I removed a line or two with the saw I guess. Normally I can predict the binds based on my pencil marks, a missing or too-fat leftover line is where I look first. In this case, the lines were peeled with the tape.

Dovetail drawer box parts with finish cuts and ready for dry test assembly.

Initial Finishing

I split some more tape and covered the inside joinery so I could pre-finish the drawer interiors. I went with three coats of dewaxed shellac for the sides and a coat of green milkpaint for the bottoms.

I sanded the paint back with 220 grit to let some of the browns of the cherry come through then glued up the drawers.

I used liquid hide glue because it would dry down to the point of invisibility under shellac on the zebrawood.
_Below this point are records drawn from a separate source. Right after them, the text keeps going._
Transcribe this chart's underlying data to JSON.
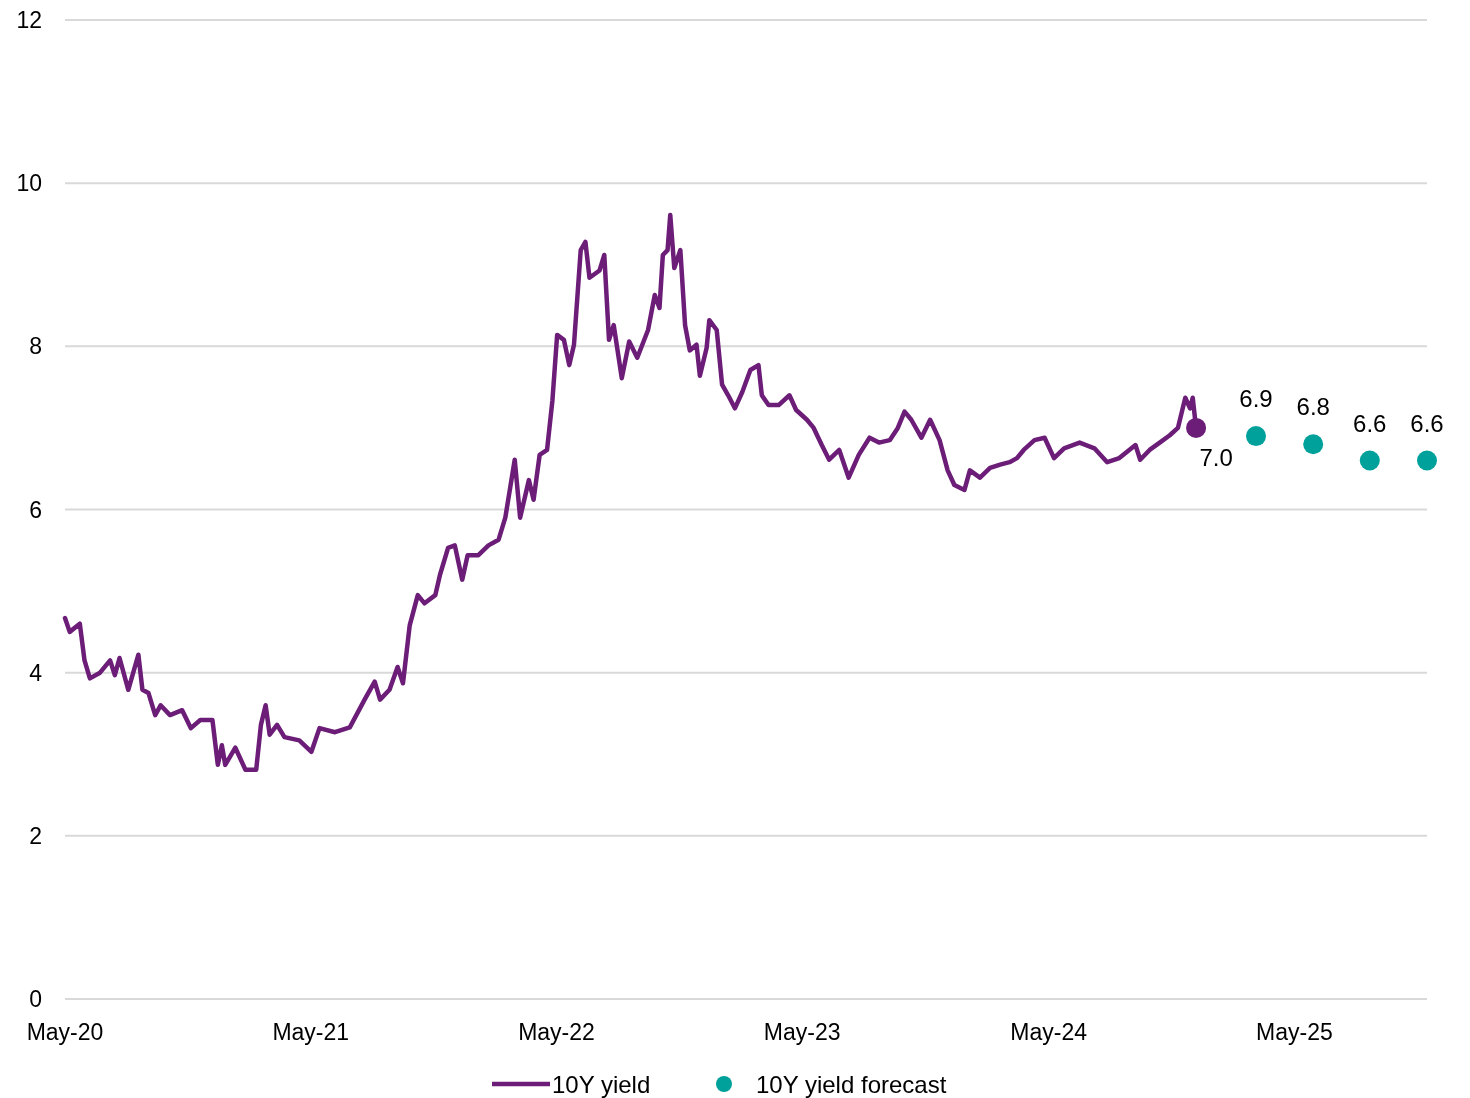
{
  "chart_data": {
    "type": "line",
    "ylim": [
      0,
      12
    ],
    "yticks": [
      0,
      2,
      4,
      6,
      8,
      10,
      12
    ],
    "xlim": [
      "2020-05-01",
      "2025-11-14"
    ],
    "xticks": [
      {
        "value": "2020-05-01",
        "label": "May-20"
      },
      {
        "value": "2021-05-01",
        "label": "May-21"
      },
      {
        "value": "2022-05-01",
        "label": "May-22"
      },
      {
        "value": "2023-05-01",
        "label": "May-23"
      },
      {
        "value": "2024-05-01",
        "label": "May-24"
      },
      {
        "value": "2025-05-01",
        "label": "May-25"
      }
    ],
    "grid": "y",
    "legend": "bottom",
    "series": [
      {
        "name": "10Y yield",
        "color": "#6c1d77",
        "marker": "none",
        "line_style": "solid",
        "x": [
          "2020-05-01",
          "2020-05-08",
          "2020-05-23",
          "2020-05-30",
          "2020-06-07",
          "2020-06-22",
          "2020-07-07",
          "2020-07-14",
          "2020-07-21",
          "2020-08-03",
          "2020-08-18",
          "2020-08-24",
          "2020-09-02",
          "2020-09-12",
          "2020-09-20",
          "2020-10-04",
          "2020-10-22",
          "2020-11-04",
          "2020-11-18",
          "2020-12-06",
          "2020-12-14",
          "2020-12-20",
          "2020-12-25",
          "2021-01-09",
          "2021-01-24",
          "2021-02-09",
          "2021-02-16",
          "2021-02-23",
          "2021-03-01",
          "2021-03-12",
          "2021-03-23",
          "2021-04-14",
          "2021-05-02",
          "2021-05-14",
          "2021-06-06",
          "2021-06-28",
          "2021-07-20",
          "2021-08-04",
          "2021-08-12",
          "2021-08-26",
          "2021-09-07",
          "2021-09-15",
          "2021-09-25",
          "2021-10-07",
          "2021-10-17",
          "2021-11-02",
          "2021-11-09",
          "2021-11-21",
          "2021-12-01",
          "2021-12-12",
          "2021-12-20",
          "2022-01-05",
          "2022-01-20",
          "2022-02-04",
          "2022-02-14",
          "2022-02-28",
          "2022-03-08",
          "2022-03-21",
          "2022-03-28",
          "2022-04-06",
          "2022-04-17",
          "2022-04-25",
          "2022-05-02",
          "2022-05-12",
          "2022-05-20",
          "2022-05-27",
          "2022-06-06",
          "2022-06-13",
          "2022-06-19",
          "2022-07-04",
          "2022-07-11",
          "2022-07-18",
          "2022-07-25",
          "2022-08-06",
          "2022-08-17",
          "2022-08-29",
          "2022-09-14",
          "2022-09-24",
          "2022-10-01",
          "2022-10-06",
          "2022-10-13",
          "2022-10-17",
          "2022-10-23",
          "2022-11-01",
          "2022-11-08",
          "2022-11-15",
          "2022-11-25",
          "2022-11-30",
          "2022-12-10",
          "2022-12-14",
          "2022-12-25",
          "2023-01-02",
          "2023-01-11",
          "2023-01-21",
          "2023-02-01",
          "2023-02-13",
          "2023-02-25",
          "2023-03-02",
          "2023-03-12",
          "2023-03-27",
          "2023-04-12",
          "2023-04-22",
          "2023-05-08",
          "2023-05-18",
          "2023-05-30",
          "2023-06-10",
          "2023-06-25",
          "2023-07-09",
          "2023-07-24",
          "2023-08-09",
          "2023-08-23",
          "2023-09-08",
          "2023-09-20",
          "2023-09-30",
          "2023-10-10",
          "2023-10-25",
          "2023-11-07",
          "2023-11-21",
          "2023-12-03",
          "2023-12-13",
          "2023-12-28",
          "2024-01-05",
          "2024-01-20",
          "2024-02-04",
          "2024-02-19",
          "2024-03-04",
          "2024-03-15",
          "2024-03-25",
          "2024-04-10",
          "2024-04-25",
          "2024-05-09",
          "2024-05-24",
          "2024-06-16",
          "2024-07-08",
          "2024-07-27",
          "2024-08-14",
          "2024-09-07",
          "2024-09-14",
          "2024-09-28",
          "2024-10-13",
          "2024-10-28",
          "2024-11-09",
          "2024-11-20",
          "2024-11-27",
          "2024-12-01",
          "2024-12-06"
        ],
        "values": [
          4.67,
          4.5,
          4.6,
          4.15,
          3.93,
          4.0,
          4.15,
          3.97,
          4.18,
          3.79,
          4.22,
          3.79,
          3.75,
          3.48,
          3.6,
          3.48,
          3.54,
          3.32,
          3.42,
          3.42,
          2.87,
          3.11,
          2.87,
          3.08,
          2.81,
          2.81,
          3.36,
          3.6,
          3.24,
          3.36,
          3.21,
          3.17,
          3.03,
          3.32,
          3.27,
          3.33,
          3.67,
          3.89,
          3.67,
          3.79,
          4.07,
          3.87,
          4.58,
          4.95,
          4.85,
          4.95,
          5.2,
          5.53,
          5.56,
          5.14,
          5.44,
          5.44,
          5.56,
          5.63,
          5.9,
          6.61,
          5.9,
          6.36,
          6.12,
          6.67,
          6.73,
          7.34,
          8.14,
          8.08,
          7.77,
          8.02,
          9.18,
          9.28,
          8.84,
          8.93,
          9.12,
          8.08,
          8.26,
          7.61,
          8.06,
          7.86,
          8.2,
          8.63,
          8.47,
          9.12,
          9.18,
          9.61,
          8.96,
          9.18,
          8.26,
          7.95,
          8.02,
          7.64,
          7.98,
          8.32,
          8.2,
          7.53,
          7.4,
          7.24,
          7.44,
          7.71,
          7.77,
          7.4,
          7.28,
          7.28,
          7.4,
          7.22,
          7.1,
          7.0,
          6.79,
          6.61,
          6.73,
          6.39,
          6.67,
          6.88,
          6.82,
          6.85,
          7.0,
          7.2,
          7.1,
          6.88,
          7.1,
          6.85,
          6.48,
          6.3,
          6.24,
          6.48,
          6.39,
          6.51,
          6.55,
          6.58,
          6.63,
          6.73,
          6.85,
          6.88,
          6.63,
          6.75,
          6.82,
          6.75,
          6.58,
          6.63,
          6.79,
          6.61,
          6.73,
          6.82,
          6.91,
          7.0,
          7.37,
          7.24,
          7.37,
          7.0
        ],
        "value_labels": [
          null,
          null,
          null,
          null,
          null,
          null,
          null,
          null,
          null,
          null,
          null,
          null,
          null,
          null,
          null,
          null,
          null,
          null,
          null,
          null,
          null,
          null,
          null,
          null,
          null,
          null,
          null,
          null,
          null,
          null,
          null,
          null,
          null,
          null,
          null,
          null,
          null,
          null,
          null,
          null,
          null,
          null,
          null,
          null,
          null,
          null,
          null,
          null,
          null,
          null,
          null,
          null,
          null,
          null,
          null,
          null,
          null,
          null,
          null,
          null,
          null,
          null,
          null,
          null,
          null,
          null,
          null,
          null,
          null,
          null,
          null,
          null,
          null,
          null,
          null,
          null,
          null,
          null,
          null,
          null,
          null,
          null,
          null,
          null,
          null,
          null,
          null,
          null,
          null,
          null,
          null,
          null,
          null,
          null,
          null,
          null,
          null,
          null,
          null,
          null,
          null,
          null,
          null,
          null,
          null,
          null,
          null,
          null,
          null,
          null,
          null,
          null,
          null,
          null,
          null,
          null,
          null,
          null,
          null,
          null,
          null,
          null,
          null,
          null,
          null,
          null,
          null,
          null,
          null,
          null,
          null,
          null,
          null,
          null,
          null,
          null,
          null,
          null,
          null,
          null,
          null,
          null,
          null,
          null,
          null,
          "7.0"
        ]
      },
      {
        "name": "10Y yield forecast",
        "type": "scatter",
        "color": "#00a19a",
        "marker": "circle",
        "x": [
          "2025-03-05",
          "2025-05-29",
          "2025-08-21",
          "2025-11-14"
        ],
        "values": [
          6.9,
          6.8,
          6.6,
          6.6
        ],
        "value_labels": [
          "6.9",
          "6.8",
          "6.6",
          "6.6"
        ]
      }
    ]
  }
}
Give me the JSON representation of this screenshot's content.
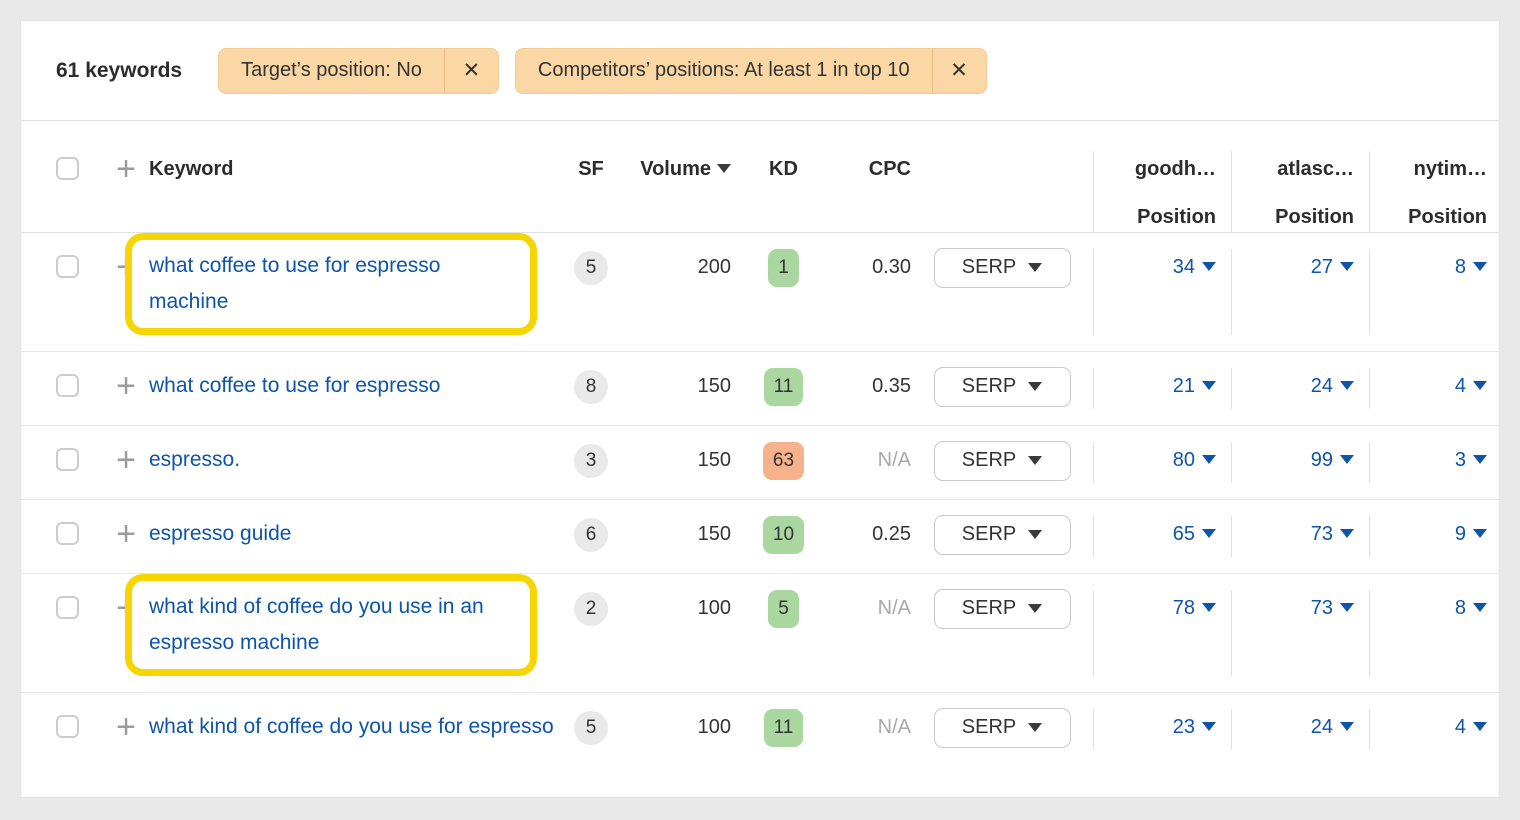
{
  "icons": {
    "plus": "+",
    "close": "✕",
    "sort": "triangle-down"
  },
  "colors": {
    "page_background": "#e9e9ea",
    "card_background": "#ffffff",
    "filter_chip_background": "#fad7a5",
    "link_blue": "#0d54aa",
    "highlight_yellow": "#f5d502",
    "kd_green": "#aad6a0",
    "kd_orange": "#f6b28a",
    "badge_gray": "#e9e9e9"
  },
  "toolbar": {
    "count_label": "61 keywords",
    "filters": [
      {
        "label": "Target’s position: No"
      },
      {
        "label": "Competitors’ positions: At least 1 in top 10"
      }
    ]
  },
  "table": {
    "headers": {
      "keyword": "Keyword",
      "sf": "SF",
      "volume": "Volume",
      "kd": "KD",
      "cpc": "CPC"
    },
    "competitors": [
      {
        "name": "goodh…",
        "sub": "Position"
      },
      {
        "name": "atlasc…",
        "sub": "Position"
      },
      {
        "name": "nytim…",
        "sub": "Position"
      }
    ],
    "serp_label": "SERP",
    "rows": [
      {
        "keyword": "what coffee to use for espresso machine",
        "highlighted": true,
        "sf": "5",
        "volume": "200",
        "kd": "1",
        "kd_level": "green",
        "cpc": "0.30",
        "cpc_na": false,
        "positions": [
          "34",
          "27",
          "8"
        ]
      },
      {
        "keyword": "what coffee to use for espresso",
        "highlighted": false,
        "sf": "8",
        "volume": "150",
        "kd": "11",
        "kd_level": "green",
        "cpc": "0.35",
        "cpc_na": false,
        "positions": [
          "21",
          "24",
          "4"
        ]
      },
      {
        "keyword": "espresso.",
        "highlighted": false,
        "sf": "3",
        "volume": "150",
        "kd": "63",
        "kd_level": "orange",
        "cpc": "N/A",
        "cpc_na": true,
        "positions": [
          "80",
          "99",
          "3"
        ]
      },
      {
        "keyword": "espresso guide",
        "highlighted": false,
        "sf": "6",
        "volume": "150",
        "kd": "10",
        "kd_level": "green",
        "cpc": "0.25",
        "cpc_na": false,
        "positions": [
          "65",
          "73",
          "9"
        ]
      },
      {
        "keyword": "what kind of coffee do you use in an espresso machine",
        "highlighted": true,
        "sf": "2",
        "volume": "100",
        "kd": "5",
        "kd_level": "green",
        "cpc": "N/A",
        "cpc_na": true,
        "positions": [
          "78",
          "73",
          "8"
        ]
      },
      {
        "keyword": "what kind of coffee do you use for espresso",
        "highlighted": false,
        "sf": "5",
        "volume": "100",
        "kd": "11",
        "kd_level": "green",
        "cpc": "N/A",
        "cpc_na": true,
        "positions": [
          "23",
          "24",
          "4"
        ]
      }
    ]
  }
}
Assembled dovetail drawers ready for finishing sitting next to a Stanley #1 hand plane

Box Details

I had to hide the spline grooves that were meant to seal the cube for eternity. I came up with a simple picture frame concept that would be flush on the inside and just a bit proud & wide on the outside. Did I say simple?

I milled up some material roughly 1” wide x ¼” thick. I cut some miters in some offcuts to try a test fit and realized I was trying to line a box with crown molding; not so simple. Using an online tool I found that I had to cut my parts to a bevel angle of 30 degrees and a miter angle of 35.3 degrees. It would not have been my first guess, but it worked!

I dropped some plastic wrap over the mitered box opening, so I could use it as a base to hold the frame parts together and more Frogtape to clamp the glue-up.

Final Finishing

I painted and sanded the frame, then glued it onto the box. While the glue dried I cut some legs from a redwood scrap and prefinished them. They are screwed to the box at a raking angle from front to back. The dovetail drawer box has 53 parts.

Finished cube, side profile with exposed drawers.

I’m pleased with the finished product and very happy with the Tailspin Tools workflow for tiny dovetails. I have no idea what to do with the box, I suppose it will leave here as a gift. The only ones I can’t give it to are my Parents!